Tip: You could theoretically return and re-rent your Divvy bike immediately for those trips that are longer than 30 minutes. But if you’re going to ride for miles and do not want to stop, you’re better off renting a bicycle for the day from a bike shop. Bikechicago.com (Bike & Roll) is a top-rated bicycle renting and tour company in Chicago. $9/hr, $30/half day and $36/full day.
Chicago By Car
There are plenty of options for getting around by cars in Chicago – you can drive (if you’re brave or have to), you can hail a taxi (easy breazy) or grab an Uber or Lyft (our personal favorite).
If you’ve taken a taxi before then you are in good shape.
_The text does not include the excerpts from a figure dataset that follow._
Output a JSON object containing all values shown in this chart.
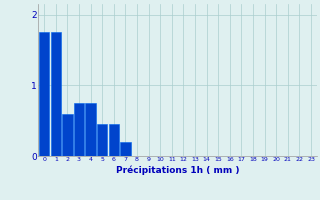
{
  "categories": [
    0,
    1,
    2,
    3,
    4,
    5,
    6,
    7,
    8,
    9,
    10,
    11,
    12,
    13,
    14,
    15,
    16,
    17,
    18,
    19,
    20,
    21,
    22,
    23
  ],
  "values": [
    1.75,
    1.75,
    0.6,
    0.75,
    0.75,
    0.45,
    0.45,
    0.2,
    0,
    0,
    0,
    0,
    0,
    0,
    0,
    0,
    0,
    0,
    0,
    0,
    0,
    0,
    0,
    0
  ],
  "bar_color": "#0044cc",
  "bar_edge_color": "#0066ee",
  "background_color": "#dff0f0",
  "grid_color": "#aacece",
  "xlabel": "Précipitations 1h ( mm )",
  "ylim": [
    0,
    2.15
  ],
  "yticks": [
    0,
    1,
    2
  ],
  "title": ""
}
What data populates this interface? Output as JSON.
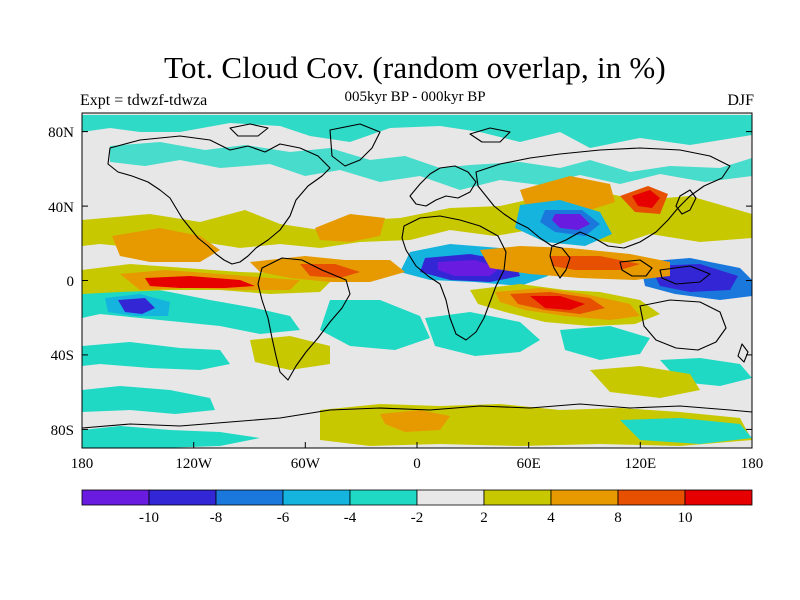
{
  "header": {
    "title": "Tot. Cloud Cov. (random overlap, in %)",
    "subtitle": "005kyr BP - 000kyr BP",
    "left_label": "Expt = tdwzf-tdwza",
    "right_label": "DJF"
  },
  "map": {
    "projection": "cylindrical equidistant",
    "lon_range": [
      -180,
      180
    ],
    "lat_range": [
      -90,
      90
    ],
    "lat_ticks": [
      "80N",
      "40N",
      "0",
      "40S",
      "80S"
    ],
    "lon_ticks": [
      "180",
      "120W",
      "60W",
      "0",
      "60E",
      "120E",
      "180"
    ],
    "colors": {
      "background_land_and_ocean": "#e7e7e7",
      "coast_lines": "#000000"
    }
  },
  "colorbar": {
    "colors": [
      "#6a1be0",
      "#3326d4",
      "#1a78dd",
      "#14b4df",
      "#1fd9c4",
      "#e8e8e8",
      "#c8c800",
      "#e69a00",
      "#e65000",
      "#e60000"
    ],
    "labels": [
      "-10",
      "-8",
      "-6",
      "-4",
      "-2",
      "2",
      "4",
      "8",
      "10"
    ]
  }
}
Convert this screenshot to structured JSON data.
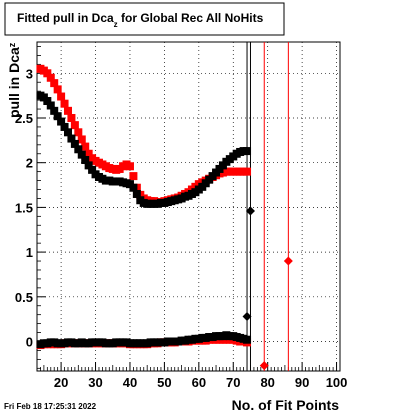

There aren’t really any curve balls that will be thrown at you unless you take a city-based taxi from O’Hare airport and they drive you to a suburb – then you will be charged time and half. Please find below the rate schedule for taxis in Chicago as of January 1, 2016.
- $3.25 base fare
- $2.25 each additional mile
- $.20 for every 36 seconds time elapsed
- $1.00 first additional passenger
- $.50 each additional passenger after the first additional passenger
- $50.00 vomit cleanup fee
- $4.00 Illinois airport departure tax
Technology companies such as Uber & Lyft are taking the country by storm offering customers the ability to quickly schedule a car to pick them up and take them to their destination within minutes from their smartphones – and most of the time it’s cheaper than a cab. Our two favorites are Uber & Lyft.
Both Uber & Lyft work in the same way. You download the app, setup an account, add your credit card information and start booking your rides. It really is so easy. Once you try out one of the companies it will be hard to go back to the traditional hailing a cab – especially in bad weather. Some other aspects of this type of ride that we love is not having to exchange cash or even get your wallet out. The transaction is all handled through the app with the credit card information you provided and saved to your profile. The drivers are rated by users (on a scale from 1-5). If drivers are poorly rated they risk having their driving privileges suspended (i.e. – can no longer make money). Drivers are therefore have an incentive to provide great service and get great reviews.
If you haven’t tried Uber or Lyft we have a special new customer promotion for you. You can get your first Uber ride for free (up to $15) and you can get $50 in Lyft ride credits (5 separate $10 credits) by signing up and using their apps today. New customers only.
Driving & Parking
We’re not sure where to start with this one. Driving in any city, including Chicago, can be a pain in the butt. Traffic into and out of the city, especially in the rush hour morning and evening, can drive just about anyone crazy. If you have (or want) to drive we recommend downloading either Google Maps or Waze. These two transit apps will ensure that your drive will be as fast as it possibly can be.
Parking is an entirely separate can of worms. So you made it to downtown Chicago and you still are sane? Great, but now you much find where to park. Chicago is not making it easy on your either. We have free parking on the streets, we have paid parking on the streets and we have permit-only parking on the streets – so make sure you are paying attention!
For those of you that are less adventurous and want to be sure you’re in a proper parking spot we have some good news. Once again technology comes to the rescue with a couple of apps helping you find the closest and cheapest parking available in the city.
- Parking Panda will help you locate a parking spot by providing an address, city, neighborhood or zip code. They bill themselves as the #1 Parking App.
- SpotHero operates in the same fashion priding itself on how quickly you can find, secure and pay for parking on their app.
Chicago by Boat
That’s right, boats. Chicago Water Taxi operates between a few popular locations along the famous Chicago River in the heart of downtown Chicago. Chicago Water Taxi Day Passes ($8 on weekdays, $10 on weekend), 10 ride passes ($17.50 weekday, $30 weekend) and a monthly pass for $60.